Growing up I remember reading in a book about future technologies how, in the future, our electric cars would have interchangeable batteries, which is a remarkably insightful suggestion in spite of coming from 30 years ago: the charging time is, still today, very long compared to the time it takes to fill a tank of gas. Even with the most efficient electrical vehicles the driver faces 30 minutes of pause every three to four hours, what makes it impractical for long trips. To tackle this problem some taxi companies in Shenzhen have completely changed their fleets to electric cars with replaceable batteries, where the taxi drives into an exchange station and can get a fully-charged battery pack within four or five minutes. The packs that stay at the station get recharges while they are detached from the vehicle and they are ready be installed again typically within an hour, but without having to make the driver wait. The current disadvantage of this model is that it only works on a particular model of the manufacturer Nio, but standardization will eventually find a way to limit the number of battery pack shapes to just a few, so that this could soon stop being a problem.

The other alternative, that has been hinted in many movies and is being implemented in some cities, is giving up ownership of the car completely. Instead, a fleet of cars is available for rental through an app on your cell phone which also points to you where the closest free car is. While this solution is probably OK for a small fraction of the population, it could become problematic if it becomes too successful: crowded locales will run out of available vehicles, which will be parked idle in distant streets all over town. Of course, once cars start to drive themselves the dynamic reverts to a taxi model, which can still be problematic in situations of high demand, but much less if they become the dominant means of transportation.

The third alternative, which I have heard about for years but not followed too closely, are fuel-cell electric cars, which are propelled by an electric engine that obtains the energy from fuel cells that run on liquid or gas fuel.
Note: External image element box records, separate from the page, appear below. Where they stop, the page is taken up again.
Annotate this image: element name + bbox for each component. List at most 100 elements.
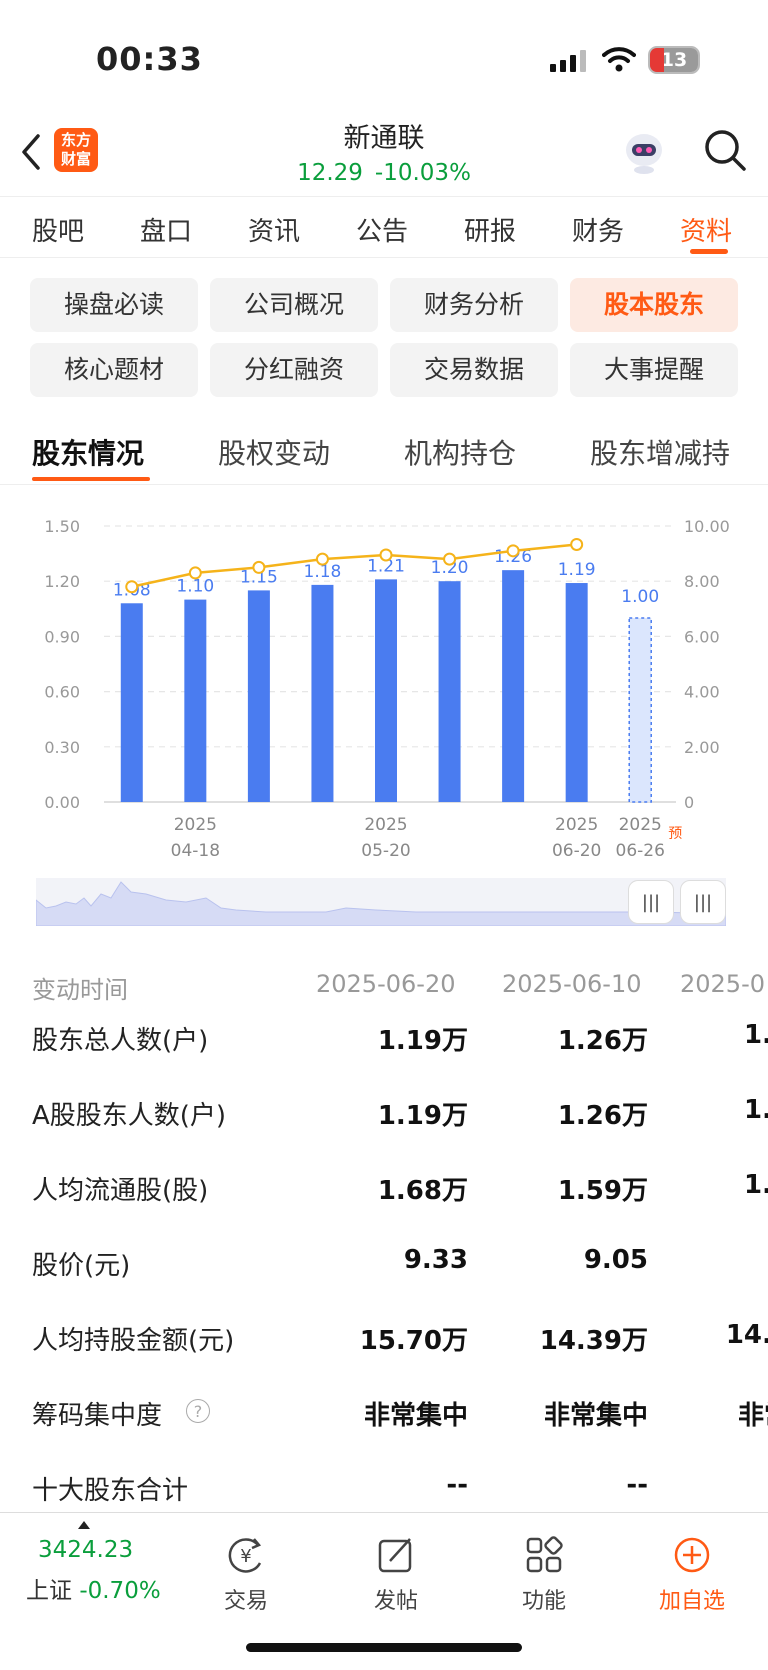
stock-price: 12.29 xyxy=(297,160,363,186)
table-cell: 1.59万 xyxy=(557,1176,648,1206)
svg-text:¥: ¥ xyxy=(240,1546,251,1567)
row-label: 十大股东合计 xyxy=(32,1476,189,1506)
y-left-tick: 0.30 xyxy=(44,738,80,757)
table-cell: 15.70万 xyxy=(359,1326,468,1356)
row-label: 筹码集中度 xyxy=(32,1401,163,1431)
tab-ziliao[interactable]: 资料 xyxy=(680,211,732,248)
tab-zixun[interactable]: 资讯 xyxy=(248,211,300,248)
column-header[interactable]: 2025-06-10 xyxy=(502,970,641,998)
tab-pankou[interactable]: 盘口 xyxy=(140,211,192,248)
tab-gonggao[interactable]: 公告 xyxy=(356,211,408,248)
index-change: -0.70% xyxy=(79,1578,161,1604)
bar xyxy=(247,590,270,802)
tab-yanbao[interactable]: 研报 xyxy=(464,211,516,248)
chip-gongsi-gaikuang[interactable]: 公司概况 xyxy=(210,278,378,332)
x-tick-year: 2025 xyxy=(364,815,407,835)
table-cell: 14.5 xyxy=(725,1320,768,1350)
table-header-label: 变动时间 xyxy=(32,976,128,1004)
bar xyxy=(120,603,143,802)
section-tab-guquan-biandong[interactable]: 股权变动 xyxy=(218,432,330,472)
y-right-tick: 10.00 xyxy=(684,517,730,536)
section-tab-gudong-zengjianchi[interactable]: 股东增减持 xyxy=(590,432,730,472)
battery-icon: 13 xyxy=(648,46,700,74)
status-time: 00:33 xyxy=(96,40,203,78)
x-tick-date: 06-20 xyxy=(552,841,601,858)
search-icon[interactable] xyxy=(703,128,747,172)
table-cell: 1.26万 xyxy=(557,1101,648,1131)
index-value: 3424.23 xyxy=(38,1537,134,1563)
section-tab-gudong-qingkuang[interactable]: 股东情况 xyxy=(32,432,144,472)
post-button[interactable]: 发帖 xyxy=(336,1535,456,1615)
add-watchlist-button[interactable]: 加自选 xyxy=(632,1535,752,1615)
chip-caiwu-fenxi[interactable]: 财务分析 xyxy=(390,278,558,332)
chip-fenhong-rongzi[interactable]: 分红融资 xyxy=(210,343,378,397)
tab-guba[interactable]: 股吧 xyxy=(32,211,84,248)
range-handle-right[interactable]: ||| xyxy=(680,880,726,924)
post-icon xyxy=(378,1538,412,1573)
y-right-tick: 4.00 xyxy=(684,683,720,702)
bar xyxy=(311,584,334,802)
tab-caiwu[interactable]: 财务 xyxy=(572,211,624,248)
table-cell: 9.33 xyxy=(403,1245,468,1275)
main-tabs: 股吧 盘口 资讯 公告 研报 财务 资料 xyxy=(0,196,768,258)
y-right-tick: 8.00 xyxy=(684,572,720,591)
function-label: 功能 xyxy=(521,1589,566,1614)
line-point xyxy=(443,552,457,566)
trade-button[interactable]: ¥ 交易 xyxy=(186,1535,306,1615)
x-tick-date: 06-26 xyxy=(616,841,665,858)
trade-label: 交易 xyxy=(223,1589,268,1614)
row-label: 股东总人数(户) xyxy=(32,1026,209,1056)
table-cell: 1.6 xyxy=(743,1170,768,1200)
row-label: 股价(元) xyxy=(32,1251,131,1281)
data-label: 1.19 xyxy=(558,560,596,580)
assistant-robot-icon[interactable] xyxy=(620,128,668,176)
table-cell: 非常集中 xyxy=(363,1401,468,1431)
y-left-tick: 0.90 xyxy=(44,627,80,646)
line-point xyxy=(506,544,520,558)
line-point xyxy=(252,560,266,574)
y-left-tick: 1.50 xyxy=(44,517,80,536)
bar xyxy=(628,617,652,803)
chart-range-slider[interactable]: ||| ||| xyxy=(35,878,727,927)
table-cell: 1.19万 xyxy=(377,1101,468,1131)
table-cell: 非常 xyxy=(737,1401,768,1431)
y-left-tick: 1.20 xyxy=(44,572,80,591)
grid-icon xyxy=(526,1536,563,1573)
chip-guben-gudong[interactable]: 股本股东 xyxy=(570,278,738,332)
row-label: 人均持股金额(元) xyxy=(32,1326,235,1356)
x-tick-year: 2025 xyxy=(555,815,598,835)
table-cell: -- xyxy=(626,1470,648,1500)
table-cell: -- xyxy=(446,1470,468,1500)
range-handle-left[interactable]: ||| xyxy=(628,880,674,924)
expand-caret-icon xyxy=(78,1521,90,1529)
minimap-trend xyxy=(35,881,727,927)
column-header[interactable]: 2025-06-20 xyxy=(316,970,455,998)
chip-dashi-tixing[interactable]: 大事提醒 xyxy=(570,343,738,397)
chip-hexin-ticai[interactable]: 核心题材 xyxy=(30,343,198,397)
stock-change: -10.03% xyxy=(374,160,471,186)
chip-jiaoyi-shuju[interactable]: 交易数据 xyxy=(390,343,558,397)
bar xyxy=(565,583,588,802)
function-button[interactable]: 功能 xyxy=(484,1535,604,1615)
x-tick-year: 2025 xyxy=(619,815,662,835)
table-cell: 1.2 xyxy=(743,1020,768,1050)
column-header[interactable]: 2025-0 xyxy=(680,970,765,998)
bar xyxy=(438,581,461,802)
table-cell: 非常集中 xyxy=(543,1401,648,1431)
data-label: 1.00 xyxy=(621,587,659,607)
section-tab-indicator xyxy=(32,477,150,481)
chip-caopan-bidu[interactable]: 操盘必读 xyxy=(30,278,198,332)
trade-icon: ¥ xyxy=(228,1538,262,1573)
section-tab-jigou-chicang[interactable]: 机构持仓 xyxy=(404,432,516,472)
line-point xyxy=(570,537,584,551)
help-icon[interactable]: ? xyxy=(186,1399,210,1423)
table-cell: 1.2 xyxy=(743,1095,768,1125)
y-right-tick: 2.00 xyxy=(684,738,720,757)
shareholder-chart: 1.50 10.00 1.20 8.00 0.90 6.00 0.60 4.00 0.30 2.0… xyxy=(44,517,730,858)
wifi-icon xyxy=(602,47,636,72)
table-cell: 1.26万 xyxy=(557,1026,648,1056)
y-left-tick: 0.60 xyxy=(44,683,80,702)
x-tick-year: 2025 xyxy=(174,815,217,835)
line-point xyxy=(315,552,329,566)
data-label: 1.10 xyxy=(176,577,214,597)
While this model is not intrinsically clean (it could run on fossil gas just like our cars run today on fossil gasoline) they can be "made" clean by using regenerative technologies to produce the fuel: using solar or wind power to generate liquefied hydrogen (and oxygen that goes back to the atmosphere) means that the net emissions of this kind of cars could be zero. Furthermore, this kind of plants could be tuned to absorb some of the excess energy that is currently being produced during sunny or windy days when the demand for electricity is low.

This brings me to the fourth and last alternative, which is also, in my view, the easiest one to achieve: feeding our gasoline or diesel engines with non-fossil alternatives. Considering the hundred years of experience that we have with this kind of technologies, the risk of the adaptation is probably small. Recently I saw an advertisement for a car that ran on synthetic methanol, which looks like an ideal solution: the mechanics of the engine are well known, range is acceptable within the usual tank sizes, refueling time is very short, and all that with the benefit of net zero emissions and the additional benefit that, contrary to the production of batteries which relies on the extraction of rare earths, raw materials are widely available all over the world.

I will finish for today with only a word of caution about innovation: coming up with new ideas, inventing new gadgets and processes that no one has ever thought before is an endeavor worth of praise. However, it is also possible to be blinded by the sheen of these novelties while other technologies only need a minor push to become comparable. Let us see what history decides in the next few years. Have a nice evening.